The interface here solves a real problem — testing without sending real emails — and it solves it today, every time you run the tests. It’s not speculative. The flexibility is exercised constantly.

When you’re building infrastructure that others will use. Libraries, frameworks, and platform services should be more abstract than application code, because their users have requirements the authors didn’t anticipate. The carrying cost of abstraction is distributed across all users, and the optionality is exercised by users rather than the original authors.

The decision framework I actually use

When I’m about to add an abstraction for flexibility, I ask three questions before writing any code.

When did this last actually happen? Not “when could this happen” — when did a team actually swap the thing the abstraction is protecting? If the answer is “I’ve never seen it happen” or “I heard of a team that did it once,” the risk is theoretical and the abstraction is probably not worth building.

What does migration actually involve? Walk through the migration concretely. Not at the level of “we’d swap the implementation behind the interface” — at the level of what code changes, what data changes, what deployment steps are required, what downtime risk exists. If the abstraction reduces this from very hard to merely hard, it may not be worth the carrying cost. If it reduces it from impossible to possible, it might be.

What am I not building while I build this? Abstraction layers take time. That time has an opportunity cost. The feature you’re not building, the debt you’re not paying, the performance problem you’re not investigating — these are real costs that don’t appear on the balance sheet of the abstraction decision. Engineering time is the scarcest resource a team has. Spending it on speculative flexibility is a choice with a real cost.

The version that actually keeps options open

Here’s the thing: the best way to keep your options open is usually not to build abstraction layers. It’s to make your system understandable.

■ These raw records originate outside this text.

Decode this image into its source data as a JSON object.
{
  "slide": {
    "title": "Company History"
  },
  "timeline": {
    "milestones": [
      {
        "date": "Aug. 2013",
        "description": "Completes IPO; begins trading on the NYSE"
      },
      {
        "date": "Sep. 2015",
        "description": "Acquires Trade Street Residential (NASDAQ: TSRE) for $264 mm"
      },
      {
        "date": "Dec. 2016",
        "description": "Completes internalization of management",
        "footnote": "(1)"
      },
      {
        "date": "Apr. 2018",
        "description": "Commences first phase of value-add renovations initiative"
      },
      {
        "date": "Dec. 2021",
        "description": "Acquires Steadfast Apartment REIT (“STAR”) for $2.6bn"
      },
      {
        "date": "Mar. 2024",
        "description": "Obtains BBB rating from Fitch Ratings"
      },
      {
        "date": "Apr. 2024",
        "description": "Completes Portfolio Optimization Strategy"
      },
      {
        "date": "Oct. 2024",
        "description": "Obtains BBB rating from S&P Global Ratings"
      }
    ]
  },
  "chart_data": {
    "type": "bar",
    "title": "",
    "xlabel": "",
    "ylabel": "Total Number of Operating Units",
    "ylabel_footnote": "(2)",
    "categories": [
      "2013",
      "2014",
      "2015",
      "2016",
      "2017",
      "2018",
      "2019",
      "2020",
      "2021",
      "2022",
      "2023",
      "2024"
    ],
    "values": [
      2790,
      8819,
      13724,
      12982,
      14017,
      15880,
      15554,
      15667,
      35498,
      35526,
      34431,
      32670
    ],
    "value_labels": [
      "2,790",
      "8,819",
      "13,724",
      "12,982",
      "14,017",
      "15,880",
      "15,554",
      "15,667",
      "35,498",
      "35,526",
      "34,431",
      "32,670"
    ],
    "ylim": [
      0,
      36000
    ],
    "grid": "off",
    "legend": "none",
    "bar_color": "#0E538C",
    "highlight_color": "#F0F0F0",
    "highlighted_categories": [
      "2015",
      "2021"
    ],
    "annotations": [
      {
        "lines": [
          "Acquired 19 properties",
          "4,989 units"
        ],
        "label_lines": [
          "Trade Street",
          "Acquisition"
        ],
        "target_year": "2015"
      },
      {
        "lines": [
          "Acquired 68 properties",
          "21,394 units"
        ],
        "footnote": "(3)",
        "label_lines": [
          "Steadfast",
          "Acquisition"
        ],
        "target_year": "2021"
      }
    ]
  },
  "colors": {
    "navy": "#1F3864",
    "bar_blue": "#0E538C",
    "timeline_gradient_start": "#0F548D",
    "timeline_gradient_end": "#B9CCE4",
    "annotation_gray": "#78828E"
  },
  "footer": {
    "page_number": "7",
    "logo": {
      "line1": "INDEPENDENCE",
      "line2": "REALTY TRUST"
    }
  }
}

A system where the code is clear, the dependencies are explicit, the data model is documented, and the reasoning behind key decisions is recorded — that system is genuinely flexible. Not because it has interfaces that can be swapped, but because a developer who needs to make a change can understand what they’re changing and why, quickly enough to actually do it.

The systems I’ve worked in that were hardest to change were not the ones with tight vendor coupling. They were the ones where the coupling was hidden by abstraction layers that nobody fully understood anymore, written to solve problems that had long since stopped being relevant, maintained because removing them felt riskier than keeping them.

The abstraction had not kept options open. It had preserved optionality in the wrong dimension while closing off understanding in the most important dimension.

Code you understand is more flexible than code you don’t, regardless of how many interfaces it has. A migration from a system you understand is faster than a migration from a system you don’t, even if the second system has better abstractions.

Write for clarity first. Add abstraction when it solves a problem you have, not a problem you might have. Accept the coupling that comes with using specific tools well, because using tools well is how you build things that work.

The options worth keeping open are the ones you’re actually going to exercise. Spend your abstraction budget on those.